そんな思いとは裏腹に、概ね肯定的な意見だ。
なので私は呼吸を整えて、もう一つの議題を口にした。
「では次に、日本の大陸での利権についてですが──」
その言葉を発した瞬間、会議の場が凍りついた。
集まった政府関係者たちが、揃って顔を引きつらせたのがわかる。
「どなたか意見がある方。発言をお願いします」
これを口にしないと話が進まないため、私は構わず続けた。
だが予想通り、あまり良い反応は返ってこない。
「意見って言われてもなあ」
「前門の虎、後門の狼と言えるな」
「稲荷神様の仰る通り、火中の栗を拾うこともあるまい。
しかし、逃した魚は大きいとも聞く」
今までは、外で戦争が起きても傍観者に徹してきた。
だが、第二次世界大戦では祖国の危機だと立ち上がり戦ったのだ。
損害や犠牲が出たが、何とか勝ちを掴んだが、損失の補填、もしくはそれを上回るほどの利益が欲しいと思うのは、至極当然である。
それに敗戦国とは、沙汰を待つ囚人のようなものだ。
戦勝国が一方的に無理難題の要求を突きつけられるため、これを逃すにはあまりにも惜しかった。
「日本は連合の盟主だ。
敗戦国に対しても、意見が通りやすい立場だろう」
役人の一人が腕を組みながら、そうはっきりと発言した。
別に実際に無理難題を通そうと言うわけではなく、何となく口にしただけのようだ。
しかし、たったそれだけのことで、蜂の巣をつついたように大騒ぎになってしまう。
「稲荷神様の意に背くのか!? わっ、私は嫌だからな!」
「おい! 足抜けはずるいぞ!」
「うるさい! 私だって、政府で仕事してなきゃなあ!」
予想はしていたが、随分と混沌としてきた。
最高統治者の稲荷神様は、大陸には関わらないことを望んでおられたのだ。
しかし政府がどのような舵取りをしようと、勝利の美酒に酔った国民感情としては、目先の利益に食いつきたくて仕方ない。

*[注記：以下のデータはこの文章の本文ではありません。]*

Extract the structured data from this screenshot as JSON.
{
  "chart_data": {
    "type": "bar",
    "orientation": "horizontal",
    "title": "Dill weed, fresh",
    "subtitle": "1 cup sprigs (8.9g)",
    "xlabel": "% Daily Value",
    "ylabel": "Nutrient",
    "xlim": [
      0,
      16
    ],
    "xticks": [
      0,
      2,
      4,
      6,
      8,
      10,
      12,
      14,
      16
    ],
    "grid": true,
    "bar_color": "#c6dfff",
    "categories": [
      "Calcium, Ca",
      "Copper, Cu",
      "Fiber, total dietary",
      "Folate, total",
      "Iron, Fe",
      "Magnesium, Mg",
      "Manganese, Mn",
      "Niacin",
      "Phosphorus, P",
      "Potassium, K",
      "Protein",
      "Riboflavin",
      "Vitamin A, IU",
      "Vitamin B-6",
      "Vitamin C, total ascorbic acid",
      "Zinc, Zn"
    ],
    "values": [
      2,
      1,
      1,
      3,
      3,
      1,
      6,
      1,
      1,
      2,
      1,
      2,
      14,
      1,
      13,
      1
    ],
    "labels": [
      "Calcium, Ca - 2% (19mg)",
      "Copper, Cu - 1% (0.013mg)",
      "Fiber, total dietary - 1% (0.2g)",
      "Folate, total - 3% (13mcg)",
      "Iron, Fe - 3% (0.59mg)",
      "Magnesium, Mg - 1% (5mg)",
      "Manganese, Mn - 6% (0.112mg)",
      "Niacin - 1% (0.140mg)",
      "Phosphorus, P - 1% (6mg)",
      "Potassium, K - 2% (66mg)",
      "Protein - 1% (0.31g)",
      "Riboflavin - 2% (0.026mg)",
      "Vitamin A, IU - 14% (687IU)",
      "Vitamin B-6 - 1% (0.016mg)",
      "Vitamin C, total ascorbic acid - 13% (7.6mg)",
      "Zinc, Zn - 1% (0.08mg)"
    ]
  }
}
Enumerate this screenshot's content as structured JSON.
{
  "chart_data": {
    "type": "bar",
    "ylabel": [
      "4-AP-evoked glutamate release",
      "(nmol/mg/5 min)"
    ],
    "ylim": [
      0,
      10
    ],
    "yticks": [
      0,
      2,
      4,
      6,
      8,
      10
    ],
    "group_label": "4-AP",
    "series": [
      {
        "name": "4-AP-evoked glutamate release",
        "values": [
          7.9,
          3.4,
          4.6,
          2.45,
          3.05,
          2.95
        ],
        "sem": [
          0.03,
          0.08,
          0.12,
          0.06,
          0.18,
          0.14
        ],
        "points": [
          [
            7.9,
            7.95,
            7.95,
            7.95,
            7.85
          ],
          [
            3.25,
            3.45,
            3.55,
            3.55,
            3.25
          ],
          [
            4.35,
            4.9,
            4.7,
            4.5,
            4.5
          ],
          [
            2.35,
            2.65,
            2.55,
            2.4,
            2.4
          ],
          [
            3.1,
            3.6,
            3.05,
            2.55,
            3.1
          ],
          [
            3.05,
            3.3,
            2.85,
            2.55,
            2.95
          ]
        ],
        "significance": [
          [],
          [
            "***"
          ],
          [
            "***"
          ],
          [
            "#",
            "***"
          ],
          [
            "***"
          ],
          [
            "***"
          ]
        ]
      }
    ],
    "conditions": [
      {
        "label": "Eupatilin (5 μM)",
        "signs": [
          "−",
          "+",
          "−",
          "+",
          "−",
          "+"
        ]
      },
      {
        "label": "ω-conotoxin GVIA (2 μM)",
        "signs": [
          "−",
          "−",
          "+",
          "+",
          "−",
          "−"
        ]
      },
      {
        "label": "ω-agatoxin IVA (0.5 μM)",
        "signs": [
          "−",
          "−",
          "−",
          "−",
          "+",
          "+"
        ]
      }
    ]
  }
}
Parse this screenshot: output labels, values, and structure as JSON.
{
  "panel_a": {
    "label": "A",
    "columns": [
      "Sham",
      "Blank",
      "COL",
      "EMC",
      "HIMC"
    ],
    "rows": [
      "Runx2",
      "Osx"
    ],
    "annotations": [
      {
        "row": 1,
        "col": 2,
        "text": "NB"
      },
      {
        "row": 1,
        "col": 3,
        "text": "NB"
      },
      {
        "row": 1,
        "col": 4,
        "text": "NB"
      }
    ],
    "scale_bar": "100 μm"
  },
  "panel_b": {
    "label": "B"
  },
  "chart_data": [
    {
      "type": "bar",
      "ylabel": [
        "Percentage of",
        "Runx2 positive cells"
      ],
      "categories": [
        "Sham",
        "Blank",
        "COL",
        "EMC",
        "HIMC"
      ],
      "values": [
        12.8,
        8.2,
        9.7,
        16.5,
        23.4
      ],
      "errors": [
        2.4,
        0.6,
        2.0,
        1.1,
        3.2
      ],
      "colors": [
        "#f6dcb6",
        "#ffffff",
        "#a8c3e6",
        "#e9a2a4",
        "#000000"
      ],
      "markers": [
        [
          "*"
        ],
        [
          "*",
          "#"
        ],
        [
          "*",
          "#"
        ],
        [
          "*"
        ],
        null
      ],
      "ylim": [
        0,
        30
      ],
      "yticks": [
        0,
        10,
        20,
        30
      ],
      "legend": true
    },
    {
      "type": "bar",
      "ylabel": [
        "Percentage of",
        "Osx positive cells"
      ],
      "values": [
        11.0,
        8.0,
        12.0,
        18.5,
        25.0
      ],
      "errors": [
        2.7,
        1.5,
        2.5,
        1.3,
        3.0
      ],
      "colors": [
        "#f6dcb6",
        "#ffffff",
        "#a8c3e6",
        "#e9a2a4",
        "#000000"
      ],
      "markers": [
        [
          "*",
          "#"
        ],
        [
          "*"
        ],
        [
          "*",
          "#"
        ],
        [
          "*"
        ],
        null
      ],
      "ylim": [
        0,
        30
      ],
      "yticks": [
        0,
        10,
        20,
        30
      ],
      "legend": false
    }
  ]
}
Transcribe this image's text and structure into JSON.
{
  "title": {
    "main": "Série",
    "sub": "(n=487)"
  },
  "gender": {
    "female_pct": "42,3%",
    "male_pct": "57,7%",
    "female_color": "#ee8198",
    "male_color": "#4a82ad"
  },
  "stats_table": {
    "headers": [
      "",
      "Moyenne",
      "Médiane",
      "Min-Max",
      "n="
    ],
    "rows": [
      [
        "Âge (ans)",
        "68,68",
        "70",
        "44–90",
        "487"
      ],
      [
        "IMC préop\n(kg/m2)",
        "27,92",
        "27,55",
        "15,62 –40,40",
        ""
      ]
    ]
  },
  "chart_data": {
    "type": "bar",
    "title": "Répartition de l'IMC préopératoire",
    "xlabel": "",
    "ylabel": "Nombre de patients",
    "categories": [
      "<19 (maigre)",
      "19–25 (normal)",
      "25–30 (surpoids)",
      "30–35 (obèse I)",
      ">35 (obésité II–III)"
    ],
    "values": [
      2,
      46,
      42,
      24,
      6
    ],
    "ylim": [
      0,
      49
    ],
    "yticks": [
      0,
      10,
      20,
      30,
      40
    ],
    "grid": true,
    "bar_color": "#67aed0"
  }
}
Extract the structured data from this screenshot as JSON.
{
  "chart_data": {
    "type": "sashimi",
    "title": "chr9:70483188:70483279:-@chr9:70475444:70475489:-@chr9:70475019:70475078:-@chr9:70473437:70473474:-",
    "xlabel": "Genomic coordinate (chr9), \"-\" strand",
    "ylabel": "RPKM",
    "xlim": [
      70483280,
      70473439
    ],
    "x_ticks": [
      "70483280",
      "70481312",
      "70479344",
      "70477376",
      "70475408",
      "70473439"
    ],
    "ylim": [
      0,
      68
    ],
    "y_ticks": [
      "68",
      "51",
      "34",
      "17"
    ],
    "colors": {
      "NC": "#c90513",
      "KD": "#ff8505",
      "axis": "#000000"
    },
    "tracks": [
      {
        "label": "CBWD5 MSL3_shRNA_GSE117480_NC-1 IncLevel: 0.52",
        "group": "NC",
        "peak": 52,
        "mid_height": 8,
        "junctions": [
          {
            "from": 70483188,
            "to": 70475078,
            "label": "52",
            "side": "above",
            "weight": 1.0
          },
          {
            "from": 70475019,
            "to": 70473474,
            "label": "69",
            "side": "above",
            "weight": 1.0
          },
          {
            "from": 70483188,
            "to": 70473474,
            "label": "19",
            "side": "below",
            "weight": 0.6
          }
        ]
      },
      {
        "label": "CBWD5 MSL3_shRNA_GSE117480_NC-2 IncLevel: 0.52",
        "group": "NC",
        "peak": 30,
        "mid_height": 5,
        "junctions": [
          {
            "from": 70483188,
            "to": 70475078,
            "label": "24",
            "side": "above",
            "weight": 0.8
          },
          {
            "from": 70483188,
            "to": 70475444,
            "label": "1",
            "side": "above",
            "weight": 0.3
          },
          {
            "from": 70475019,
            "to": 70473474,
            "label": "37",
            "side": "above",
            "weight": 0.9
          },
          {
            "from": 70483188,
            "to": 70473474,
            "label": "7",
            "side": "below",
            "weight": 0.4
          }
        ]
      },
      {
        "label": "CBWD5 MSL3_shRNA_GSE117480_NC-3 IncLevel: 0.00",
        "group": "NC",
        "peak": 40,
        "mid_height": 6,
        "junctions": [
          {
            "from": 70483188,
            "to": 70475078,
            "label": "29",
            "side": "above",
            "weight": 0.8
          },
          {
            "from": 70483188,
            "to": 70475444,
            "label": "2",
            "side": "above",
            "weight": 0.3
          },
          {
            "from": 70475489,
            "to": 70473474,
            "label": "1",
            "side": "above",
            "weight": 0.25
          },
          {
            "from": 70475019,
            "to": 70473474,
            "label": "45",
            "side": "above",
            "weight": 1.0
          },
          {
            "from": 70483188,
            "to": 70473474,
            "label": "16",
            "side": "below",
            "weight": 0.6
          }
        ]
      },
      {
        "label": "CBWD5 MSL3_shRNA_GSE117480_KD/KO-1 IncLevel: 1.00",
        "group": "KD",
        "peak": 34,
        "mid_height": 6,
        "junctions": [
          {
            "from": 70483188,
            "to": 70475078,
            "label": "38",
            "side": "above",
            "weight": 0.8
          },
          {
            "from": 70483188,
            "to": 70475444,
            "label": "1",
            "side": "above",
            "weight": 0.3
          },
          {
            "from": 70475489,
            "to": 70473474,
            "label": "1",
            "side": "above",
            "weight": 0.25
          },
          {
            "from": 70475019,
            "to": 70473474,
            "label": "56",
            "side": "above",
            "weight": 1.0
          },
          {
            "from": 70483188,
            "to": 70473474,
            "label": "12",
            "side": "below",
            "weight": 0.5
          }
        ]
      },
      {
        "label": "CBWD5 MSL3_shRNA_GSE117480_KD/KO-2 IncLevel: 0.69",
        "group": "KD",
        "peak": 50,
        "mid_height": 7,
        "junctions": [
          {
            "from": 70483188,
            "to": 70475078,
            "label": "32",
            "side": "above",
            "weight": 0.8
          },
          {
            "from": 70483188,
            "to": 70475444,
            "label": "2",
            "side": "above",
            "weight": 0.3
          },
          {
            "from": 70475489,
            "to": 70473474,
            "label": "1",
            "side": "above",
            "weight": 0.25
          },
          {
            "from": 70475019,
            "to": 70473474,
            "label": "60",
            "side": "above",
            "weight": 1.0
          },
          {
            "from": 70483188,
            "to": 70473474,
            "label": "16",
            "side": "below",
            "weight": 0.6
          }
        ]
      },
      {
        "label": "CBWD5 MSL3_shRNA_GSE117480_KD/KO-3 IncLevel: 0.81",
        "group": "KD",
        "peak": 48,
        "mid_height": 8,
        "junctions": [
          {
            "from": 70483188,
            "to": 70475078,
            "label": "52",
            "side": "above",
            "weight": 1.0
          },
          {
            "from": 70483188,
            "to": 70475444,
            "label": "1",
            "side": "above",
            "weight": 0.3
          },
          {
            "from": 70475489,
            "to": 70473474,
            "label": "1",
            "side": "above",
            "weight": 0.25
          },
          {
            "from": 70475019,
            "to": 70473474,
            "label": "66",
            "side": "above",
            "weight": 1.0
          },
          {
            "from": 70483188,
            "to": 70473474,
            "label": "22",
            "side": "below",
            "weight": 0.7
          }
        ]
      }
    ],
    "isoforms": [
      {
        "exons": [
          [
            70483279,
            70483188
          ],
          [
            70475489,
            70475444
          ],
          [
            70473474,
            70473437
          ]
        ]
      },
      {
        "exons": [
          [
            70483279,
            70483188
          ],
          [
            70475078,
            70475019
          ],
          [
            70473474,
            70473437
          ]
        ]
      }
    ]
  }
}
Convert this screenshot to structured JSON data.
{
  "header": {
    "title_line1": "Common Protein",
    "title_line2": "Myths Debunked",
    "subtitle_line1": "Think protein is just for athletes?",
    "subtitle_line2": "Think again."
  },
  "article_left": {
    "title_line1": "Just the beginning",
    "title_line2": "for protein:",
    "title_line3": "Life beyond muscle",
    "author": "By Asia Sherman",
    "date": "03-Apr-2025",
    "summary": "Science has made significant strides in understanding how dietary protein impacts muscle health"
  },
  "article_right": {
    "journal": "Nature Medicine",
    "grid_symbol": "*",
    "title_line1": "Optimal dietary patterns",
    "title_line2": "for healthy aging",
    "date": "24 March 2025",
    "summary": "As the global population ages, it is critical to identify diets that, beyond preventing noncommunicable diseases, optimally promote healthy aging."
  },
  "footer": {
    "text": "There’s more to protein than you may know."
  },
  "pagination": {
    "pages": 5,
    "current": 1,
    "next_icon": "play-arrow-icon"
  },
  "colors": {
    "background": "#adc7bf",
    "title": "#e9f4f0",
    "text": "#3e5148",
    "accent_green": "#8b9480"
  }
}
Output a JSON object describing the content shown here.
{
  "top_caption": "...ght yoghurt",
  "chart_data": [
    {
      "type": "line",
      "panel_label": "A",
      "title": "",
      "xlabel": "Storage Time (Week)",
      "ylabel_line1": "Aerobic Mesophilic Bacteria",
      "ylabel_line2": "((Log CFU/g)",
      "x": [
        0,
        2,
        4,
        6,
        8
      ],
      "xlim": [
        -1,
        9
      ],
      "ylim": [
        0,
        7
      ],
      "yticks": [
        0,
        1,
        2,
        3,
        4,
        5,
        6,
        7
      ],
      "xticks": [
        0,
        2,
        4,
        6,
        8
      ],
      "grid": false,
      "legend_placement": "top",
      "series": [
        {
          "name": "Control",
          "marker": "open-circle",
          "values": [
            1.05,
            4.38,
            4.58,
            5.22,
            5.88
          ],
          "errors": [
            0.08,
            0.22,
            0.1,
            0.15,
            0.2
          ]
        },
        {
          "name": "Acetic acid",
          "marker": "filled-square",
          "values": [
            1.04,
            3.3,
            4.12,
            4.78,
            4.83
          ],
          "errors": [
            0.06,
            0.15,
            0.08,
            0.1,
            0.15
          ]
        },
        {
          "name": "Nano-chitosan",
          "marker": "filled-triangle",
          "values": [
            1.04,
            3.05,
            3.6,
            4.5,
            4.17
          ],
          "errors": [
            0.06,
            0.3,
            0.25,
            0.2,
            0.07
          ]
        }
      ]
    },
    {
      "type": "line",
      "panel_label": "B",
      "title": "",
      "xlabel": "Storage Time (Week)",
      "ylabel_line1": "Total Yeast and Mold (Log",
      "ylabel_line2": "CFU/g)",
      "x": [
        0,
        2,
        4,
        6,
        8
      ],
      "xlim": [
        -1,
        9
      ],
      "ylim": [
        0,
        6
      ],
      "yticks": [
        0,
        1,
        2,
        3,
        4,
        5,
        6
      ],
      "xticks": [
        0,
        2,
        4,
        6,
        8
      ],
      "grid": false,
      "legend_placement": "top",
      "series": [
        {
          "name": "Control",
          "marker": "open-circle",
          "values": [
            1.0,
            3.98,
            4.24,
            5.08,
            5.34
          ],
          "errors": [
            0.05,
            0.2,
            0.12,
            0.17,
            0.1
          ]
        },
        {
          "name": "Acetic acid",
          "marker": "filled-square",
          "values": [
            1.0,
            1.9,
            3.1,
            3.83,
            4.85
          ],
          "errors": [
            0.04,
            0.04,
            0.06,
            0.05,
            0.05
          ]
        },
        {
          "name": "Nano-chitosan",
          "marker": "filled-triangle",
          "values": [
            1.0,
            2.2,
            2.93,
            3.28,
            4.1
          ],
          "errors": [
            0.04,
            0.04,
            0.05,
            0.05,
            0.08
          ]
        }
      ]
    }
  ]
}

まさか上の稲荷神様と下の民衆の認識に、ここまで大きなズレが生まれることになるとは思わなかった。
国民の代表である政府が上手く調整しないと、下手をすれば日本全国に波紋が広がってしまう。
責任重大な立場な私は、この先を考えて気が重くなり、大きな溜息を吐くのだった。